On The French Revolution
Christian historians have noted the locus of Christian influence shifting geographically over time. What began in Jerusalem soon shifted east toward Antioch, then west toward Rome, and north into France and Germany – even as the cultures, beliefs, and practices of those local peoples influenced Christianity going forward.
What the French Revolution did was to – rather abruptly – shift the axis of import of the Christian faith away from Northern Europe and into North America. That the turning point was in this case a secular cataclysm rather than a doctrinal dispute points toward the shifting nature of Christianity itself, and the change that would be produced.
The shift was largely secular, and the trend was to be for secularization. The French Revolution occurred for blatantly political reasons: tensions between monarchy and nobility, authority and reason, and the economic clash between aristocrats and the rising bourgeoisie. It produced overtly secular results: national rather than individual or religious sovereignty, the ostensibly purely rational critique of all things, the self-sustaining properties of the natural, secular world and the assertion of self-evident rights of national citizens.
The advent of the Enlightenment was the advent of the flame of Reason in the western world.
Yet the secular revolution swiftly took on proportions that could only be called religious. It may have been a mistaken notion when Samuel Miller preached a hope that the French Revolution would kindle a general conflagration sent to illuminate the darkest corners of the earth, but it was an understandable notion nonetheless. The de-Christianizing zeal displayed in renaming Notre Dame the Temple of Reason and populating it with Greco-Roman motifs and other idols certainly sounds like religious devotion in retrospect.
The remaining Christians of the day would have done well to note that ideals without mediation of accountability or pragmatic applicability inflict casualties no matter their origin, as the indiscriminate violence, fanatical ideology, citizen armies, executions, terrorism, and propaganda of the French Revolution soon showed. Toynbee was right, then, to later characterize this convulsion not as the abandonment of religion but simply “the fanatical worship of collective human power.” With the French Revolution, the nation had claimed for itself the shared public space long claimed by Christianity, or at least by Christendom.
This then might mark the greatest impact of the Enlightenment on Christianity: its privatization.
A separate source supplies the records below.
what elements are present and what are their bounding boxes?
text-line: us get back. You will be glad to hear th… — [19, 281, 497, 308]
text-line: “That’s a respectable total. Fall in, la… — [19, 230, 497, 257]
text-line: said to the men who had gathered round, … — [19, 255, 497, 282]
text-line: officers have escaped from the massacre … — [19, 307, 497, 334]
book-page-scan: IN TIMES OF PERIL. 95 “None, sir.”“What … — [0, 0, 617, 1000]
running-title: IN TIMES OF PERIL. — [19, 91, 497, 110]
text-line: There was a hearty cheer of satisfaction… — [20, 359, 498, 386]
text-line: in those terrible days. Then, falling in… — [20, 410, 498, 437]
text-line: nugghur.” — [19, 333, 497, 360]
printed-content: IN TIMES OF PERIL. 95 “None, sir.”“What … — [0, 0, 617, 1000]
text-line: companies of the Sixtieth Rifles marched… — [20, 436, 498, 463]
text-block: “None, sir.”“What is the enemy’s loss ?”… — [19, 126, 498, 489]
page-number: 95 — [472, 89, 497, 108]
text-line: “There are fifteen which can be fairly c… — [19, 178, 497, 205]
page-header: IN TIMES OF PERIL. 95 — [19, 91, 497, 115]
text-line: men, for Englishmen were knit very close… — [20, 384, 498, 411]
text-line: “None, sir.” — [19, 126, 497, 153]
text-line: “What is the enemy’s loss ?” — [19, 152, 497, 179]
The countervailing forces to the French Revolution inevitably imbibed some of its most prevalent characteristics: religion retreated from the public, intellectual and academic spheres and became personal and evangelistic as the theological responses to Enlightenment claims came up short of their mark.
Thus, while one is certainly wise to note the vigorous apologetics and Catholic reconsiderations that the Enlightenment produced, these can hardly be said to be its most powerful contributions or reactions. Rather, revivals, evangelism, faith healing and mission all appealed to the emotional sides of human nature more than the rational. Schleiermacher carried pietist upbringing into his later theology and called for a sense of dependence upon God even as biblical higher criticism called into question many of the assumptions that interpreters of Scripture had always held.
Meanwhile, sectarian movements sought to leave the influence of the world behind, whether in Protestant form through the Christian Brethren or in Catholic form through the reverence of the otherworldly Virgin Mary.
In other words, Christianity had become a fire nicely adapted for the pistons of the energetically individualistic and Romantic engine that was to be America.